Однако с некоторого времени стала замечать Луиза Андреевна, что ее благоверный как будто поглядывает на Машу масляно-сладкими взорами. Карл Иванович действительно начал поглядывать на нее этим самым образом, и таковое обстоятельство немедленно же послужило обильным источником новых бурь и огорчений.

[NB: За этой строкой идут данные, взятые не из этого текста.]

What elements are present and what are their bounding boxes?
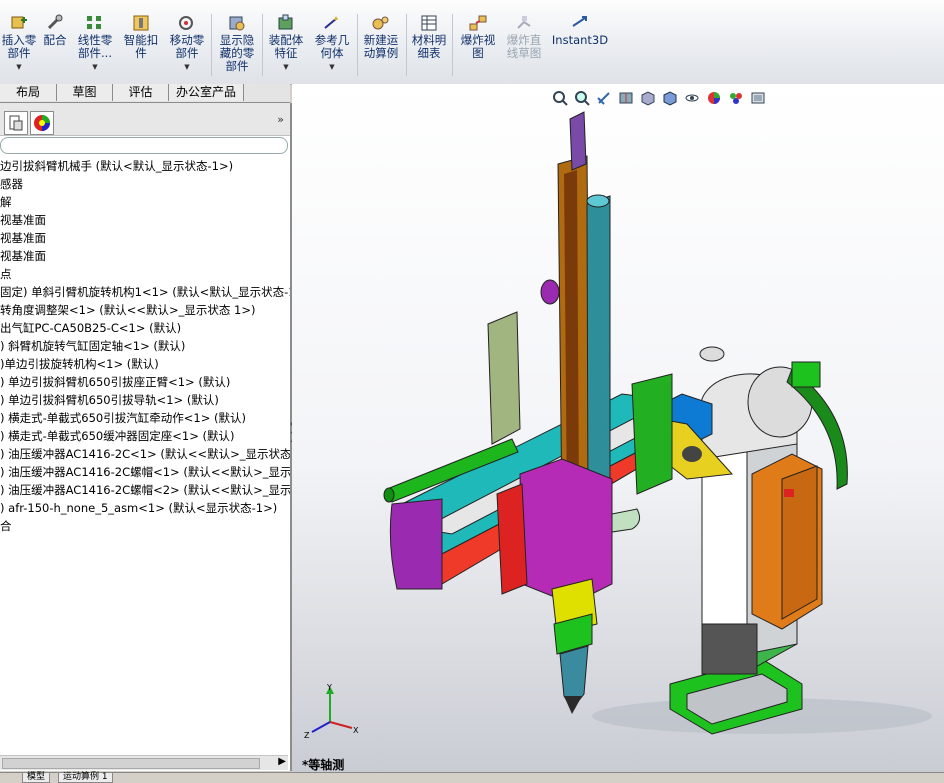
property-manager-icon <box>9 115 23 131</box>
command-manager-toolbar: 插入零 部件 ▼ 配合 线性零 部件... ▼ 智能扣 件 移动零 部件 ▼ 显… <box>0 0 944 85</box>
tree-item[interactable]: ) 油压缓冲器AC1416-2C<1> (默认<<默认>_显示状态 1 <box>0 445 290 463</box>
view-name-label: *等轴测 <box>302 758 345 772</box>
chevron-down-icon[interactable]: ▼ <box>16 61 21 74</box>
toolbar-separator <box>452 14 453 76</box>
tab-layout[interactable]: 布局 <box>0 84 57 101</box>
new-motion-study-icon <box>372 16 389 30</box>
tree-item[interactable]: ) 油压缓冲器AC1416-2C螺帽<1> (默认<<默认>_显示状 <box>0 463 290 481</box>
exploded-view-icon <box>469 15 487 31</box>
expand-panel-button[interactable]: » <box>277 113 284 126</box>
tree-filter-input[interactable] <box>0 137 288 154</box>
insert-component-icon <box>11 16 27 29</box>
display-manager-icon <box>34 115 50 131</box>
tree-item[interactable]: 视基准面 <box>0 247 290 265</box>
tab-motion-study[interactable]: 运动算例 1 <box>58 773 113 783</box>
triad-y-label: Y <box>326 683 332 692</box>
chevron-down-icon[interactable]: ▼ <box>184 61 189 74</box>
tree-item[interactable]: 固定) 单斜引臂机旋转机构1<1> (默认<默认_显示状态-1 <box>0 283 290 301</box>
explode-line-sketch-icon <box>517 16 531 29</box>
tab-office-products[interactable]: 办公室产品 <box>169 84 244 101</box>
mate-icon <box>47 14 63 30</box>
tree-item[interactable]: 视基准面 <box>0 211 290 229</box>
robot-arm-model[interactable] <box>292 84 944 774</box>
smart-fasteners-button[interactable]: 智能扣 件 <box>121 14 161 60</box>
toolbar-separator <box>357 14 358 76</box>
bracket-plate <box>487 311 521 445</box>
linear-pattern-icon <box>87 16 101 29</box>
mate-button[interactable]: 配合 <box>40 14 70 47</box>
toolbar-separator <box>406 14 407 76</box>
move-component-icon <box>179 16 193 30</box>
coordinate-triad: Y X Z <box>304 683 359 740</box>
gripper-carriage <box>496 458 641 635</box>
assembly-features-icon <box>278 14 293 30</box>
tree-item[interactable]: 解 <box>0 193 290 211</box>
assembly-features-button[interactable]: 装配体 特征 ▼ <box>265 14 307 74</box>
triad-x-label: X <box>353 726 359 735</box>
chevron-down-icon[interactable]: ▼ <box>329 61 334 74</box>
tree-item[interactable]: ) 横走式-单截式650引拔汽缸牵动作<1> (默认) <box>0 409 290 427</box>
tree-item[interactable]: ) 单边引拔斜臂机650引拔导轨<1> (默认) <box>0 391 290 409</box>
triad-z-label: Z <box>304 731 310 740</box>
tab-sketch[interactable]: 草图 <box>57 84 113 101</box>
panel-tabs: » <box>0 103 290 136</box>
show-hidden-components-button[interactable]: 显示隐 藏的零 部件 <box>215 14 259 73</box>
tab-evaluate[interactable]: 评估 <box>113 84 169 101</box>
tree-item[interactable]: 合 <box>0 517 290 535</box>
command-manager-tabs: 布局 草图 评估 办公室产品 <box>0 84 290 103</box>
tree-item[interactable]: ) 横走式-单截式650缓冲器固定座<1> (默认) <box>0 427 290 445</box>
explode-line-sketch-button[interactable]: 爆炸直 线草图 <box>502 14 546 60</box>
toolbar-separator <box>262 14 263 76</box>
toolbar-separator <box>211 14 212 76</box>
property-manager-tab[interactable] <box>4 111 28 135</box>
smart-fasteners-icon <box>133 15 149 31</box>
reference-geometry-button[interactable]: 参考几 何体 ▼ <box>310 14 354 74</box>
linear-pattern-button[interactable]: 线性零 部件... ▼ <box>74 14 116 74</box>
display-manager-tab[interactable] <box>30 111 54 135</box>
tree-item[interactable]: 出气缸PC-CA50B25-C<1> (默认) <box>0 319 290 337</box>
instant3d-button[interactable]: Instant3D <box>552 14 608 47</box>
new-motion-study-button[interactable]: 新建运 动算例 <box>360 14 402 60</box>
tree-item[interactable]: ) 油压缓冲器AC1416-2C螺帽<2> (默认<<默认>_显示状 <box>0 481 290 499</box>
feature-tree: 边引拔斜臂机械手 (默认<默认_显示状态-1>) 感器 解 视基准面 视基准面 … <box>0 157 290 717</box>
horizontal-scrollbar[interactable]: ▶ <box>0 755 288 770</box>
gripper-tool <box>553 613 593 714</box>
tree-item[interactable]: ) afr-150-h_none_5_asm<1> (默认<显示状态-1>) <box>0 499 290 517</box>
chevron-down-icon[interactable]: ▼ <box>283 61 288 74</box>
tree-item[interactable]: 感器 <box>0 175 290 193</box>
instant3d-icon <box>572 16 587 27</box>
tree-item[interactable]: ) 单边引拔斜臂机650引拔座正臂<1> (默认) <box>0 373 290 391</box>
control-box <box>751 453 823 630</box>
bill-of-materials-button[interactable]: 材料明 细表 <box>409 14 449 60</box>
tree-item[interactable]: 视基准面 <box>0 229 290 247</box>
show-hidden-icon <box>229 16 245 31</box>
scroll-right-icon[interactable]: ▶ <box>278 756 286 767</box>
tree-item[interactable]: 点 <box>0 265 290 283</box>
chevron-down-icon[interactable]: ▼ <box>92 61 97 74</box>
scrollbar-thumb[interactable] <box>2 758 260 769</box>
reference-geometry-icon <box>324 16 338 29</box>
bill-of-materials-icon <box>421 15 437 31</box>
tree-item[interactable]: )单边引拔旋转机构<1> (默认) <box>0 355 290 373</box>
tree-item[interactable]: 边引拔斜臂机械手 (默认<默认_显示状态-1>) <box>0 157 290 175</box>
feature-manager-panel: » 边引拔斜臂机械手 (默认<默认_显示状态-1>) 感器 解 视基准面 视基准… <box>0 103 292 771</box>
tree-item[interactable]: 转角度调整架<1> (默认<<默认>_显示状态 1>) <box>0 301 290 319</box>
move-component-button[interactable]: 移动零 部件 ▼ <box>166 14 208 74</box>
insert-component-button[interactable]: 插入零 部件 ▼ <box>2 14 36 74</box>
graphics-area[interactable]: Y X Z *等轴测 <box>292 84 944 774</box>
tree-item[interactable]: ) 斜臂机旋转气缸固定轴<1> (默认) <box>0 337 290 355</box>
exploded-view-button[interactable]: 爆炸视 图 <box>456 14 500 60</box>
tab-model[interactable]: 模型 <box>22 773 51 783</box>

Чуть, бывало, выйдет тот за чем-нибудь на кухню – глядь, супруга уж тут как тут, и стоит в дверях, и сверкает на обоих своим кошачьим взглядом.

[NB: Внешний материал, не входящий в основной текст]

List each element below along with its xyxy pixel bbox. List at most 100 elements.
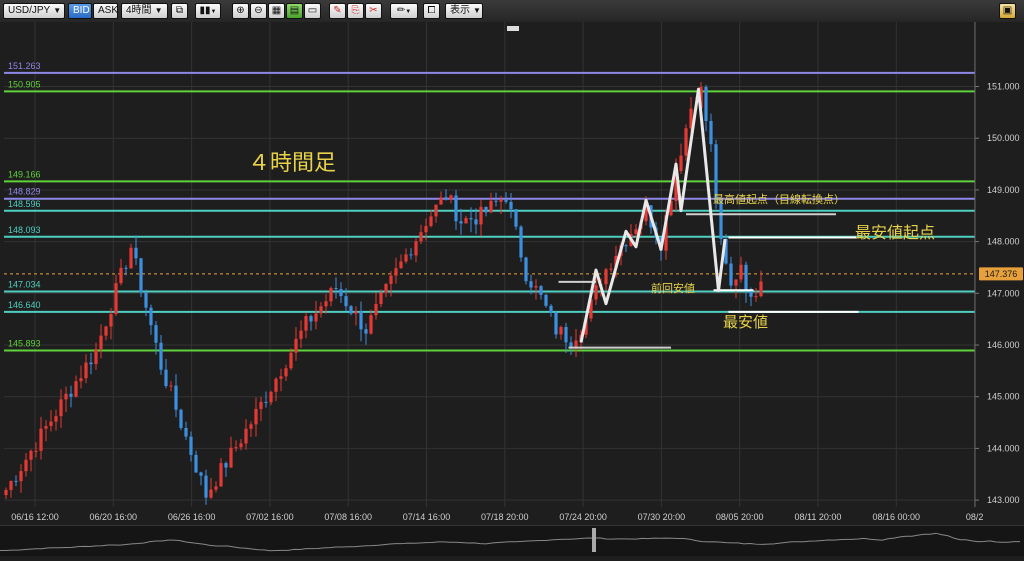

– Was wollen sie hier, Karl Iwanitz?[55] – раздраженно-резкой и подозрительной нотой раздается ее ревнивый голос.
Карл Иванович конфузится и не знает, что ему ответить на столь неожиданный вопрос, при столь неожиданном появлении.

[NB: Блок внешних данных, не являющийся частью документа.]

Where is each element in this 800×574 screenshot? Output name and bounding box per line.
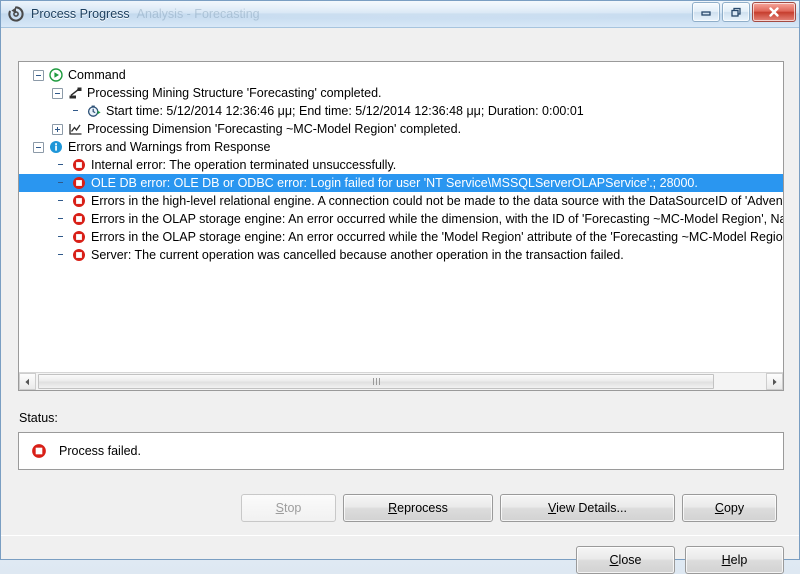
copy-button-label: opy: [723, 501, 745, 515]
title-bar[interactable]: Process Progress Analysis - Forecasting: [1, 1, 799, 28]
tree-row[interactable]: Start time: 5/12/2014 12:36:46 μμ; End t…: [19, 102, 783, 120]
close-button-footer[interactable]: Close: [576, 546, 675, 574]
collapse-toggle[interactable]: [33, 69, 44, 81]
close-button[interactable]: [752, 2, 796, 22]
no-toggle: [56, 214, 67, 225]
view-details-button[interactable]: View Details...: [500, 494, 675, 522]
minimize-button[interactable]: [692, 2, 720, 22]
tree-row-label: Errors in the OLAP storage engine: An er…: [91, 212, 783, 226]
no-toggle: [56, 232, 67, 243]
no-toggle: [71, 106, 82, 117]
copy-button-mnemonic: C: [714, 501, 724, 515]
expand-toggle[interactable]: [52, 123, 63, 135]
tree-row[interactable]: Errors in the OLAP storage engine: An er…: [19, 228, 783, 246]
scroll-left-icon[interactable]: [19, 373, 36, 390]
error-icon: [71, 157, 87, 173]
error-icon: [71, 175, 87, 191]
dialog-body: Command Processing Mining Structure 'For…: [1, 28, 799, 574]
window-title: Process Progress: [31, 7, 130, 21]
dialog-footer: [1, 535, 799, 559]
error-icon: [31, 443, 47, 459]
close-button-mnemonic: C: [609, 553, 619, 567]
copy-button[interactable]: Copy: [682, 494, 777, 522]
progress-tree-panel[interactable]: Command Processing Mining Structure 'For…: [18, 61, 784, 391]
scroll-right-icon[interactable]: [766, 373, 783, 390]
collapse-toggle[interactable]: [33, 141, 44, 153]
tree-row-label: Processing Dimension 'Forecasting ~MC-Mo…: [87, 122, 462, 136]
help-button-mnemonic: H: [721, 553, 731, 567]
tree-row-label: Command: [68, 68, 126, 82]
status-label: Status:: [19, 411, 58, 425]
process-progress-icon: [7, 5, 25, 23]
collapse-toggle[interactable]: [52, 87, 63, 99]
info-icon: [48, 139, 64, 155]
no-toggle: [56, 196, 67, 207]
clock-icon: [86, 103, 102, 119]
tree-row-label: Errors and Warnings from Response: [68, 140, 271, 154]
stop-button-label: top: [283, 501, 302, 515]
tree-row[interactable]: Server: The current operation was cancel…: [19, 246, 783, 264]
tree-row-label: Errors in the OLAP storage engine: An er…: [91, 230, 783, 244]
command-run-icon: [48, 67, 64, 83]
help-button[interactable]: Help: [685, 546, 784, 574]
reprocess-button-label: eprocess: [397, 501, 448, 515]
error-icon: [71, 229, 87, 245]
window-controls: [692, 2, 796, 22]
tree-row-label: Errors in the high-level relational engi…: [91, 194, 783, 208]
tree-row-label: Internal error: The operation terminated…: [91, 158, 397, 172]
process-progress-window: Process Progress Analysis - Forecasting: [0, 0, 800, 574]
tree-row-label: Server: The current operation was cancel…: [91, 248, 624, 262]
view-details-button-mnemonic: V: [548, 501, 557, 515]
reprocess-button-mnemonic: R: [388, 501, 398, 515]
view-details-button-label: iew Details...: [556, 501, 627, 515]
no-toggle: [56, 250, 67, 261]
scrollbar-thumb[interactable]: [38, 374, 714, 389]
dimension-icon: [67, 121, 83, 137]
tree-row-label: OLE DB error: OLE DB or ODBC error: Logi…: [91, 176, 698, 190]
tree-row[interactable]: Errors in the high-level relational engi…: [19, 192, 783, 210]
tree-row[interactable]: Command: [19, 66, 783, 84]
status-panel: Process failed.: [18, 432, 784, 470]
stop-button[interactable]: Stop: [241, 494, 336, 522]
help-button-label: elp: [730, 553, 748, 567]
restore-button[interactable]: [722, 2, 750, 22]
progress-tree[interactable]: Command Processing Mining Structure 'For…: [19, 62, 783, 371]
stop-button-mnemonic: S: [275, 501, 284, 515]
close-button-label: lose: [618, 553, 642, 567]
error-icon: [71, 211, 87, 227]
tree-row[interactable]: Processing Dimension 'Forecasting ~MC-Mo…: [19, 120, 783, 138]
error-icon: [71, 193, 87, 209]
mining-structure-icon: [67, 85, 83, 101]
scrollbar-track[interactable]: [36, 373, 766, 390]
reprocess-button[interactable]: Reprocess: [343, 494, 493, 522]
no-toggle: [56, 160, 67, 171]
tree-row-label: Processing Mining Structure 'Forecasting…: [87, 86, 382, 100]
horizontal-scrollbar[interactable]: [19, 372, 783, 390]
scrollbar-grip: [372, 378, 380, 385]
tree-row[interactable]: Processing Mining Structure 'Forecasting…: [19, 84, 783, 102]
tree-row-label: Start time: 5/12/2014 12:36:46 μμ; End t…: [106, 104, 584, 118]
tree-row[interactable]: Internal error: The operation terminated…: [19, 156, 783, 174]
tree-row[interactable]: Errors in the OLAP storage engine: An er…: [19, 210, 783, 228]
no-toggle: [56, 178, 67, 189]
error-icon: [71, 247, 87, 263]
window-title-ghost: Analysis - Forecasting: [136, 7, 260, 21]
status-message: Process failed.: [59, 444, 141, 458]
tree-row[interactable]: Errors and Warnings from Response: [19, 138, 783, 156]
tree-row-selected[interactable]: OLE DB error: OLE DB or ODBC error: Logi…: [19, 174, 783, 192]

Супруга повелительно увлекает его в комнаты, и начинается трагедия.
Почти с первого же появления Маши в этом милом семействе Луиза Андреевна стала уже косо и подозрительно посматривать на нее: она предчувствовала масляно-сладкие взоры своего супруга, и когда ее предчувствия стали оправдываться, то вся эта старческая злость и ревность окапошилась на голову Маши вместе с Карлом Ивановичем. Старая немка выискивала всевозможные предлоги, чтобы только придраться к Маше и излить свое негодование. Ревность нашептывала ей, что надо бы вымести вон из дому этот опасный соблазн, надо бы поскорее отказать Маше от места, прогнать ее со скандалом, а экономическая скаредность в то же самое время громко предъявляла свои особые расчеты и резоны: Маша такая хорошая горничная, такая усердная работница. Маша, наконец, добровольно и безвозмездно взяла на себя почти всю домашнюю стирку, поэтому прачке платить не надо – одна статья необходимого расхода уничтожается, пять-шесть лишних рублей ежемесячно в кармане остаются. Как тут прогнать такую благодать? И Луиза Андреевна мучилась, терзаемая ревностью и скаредностью, из которых одна не могла пересилить другую.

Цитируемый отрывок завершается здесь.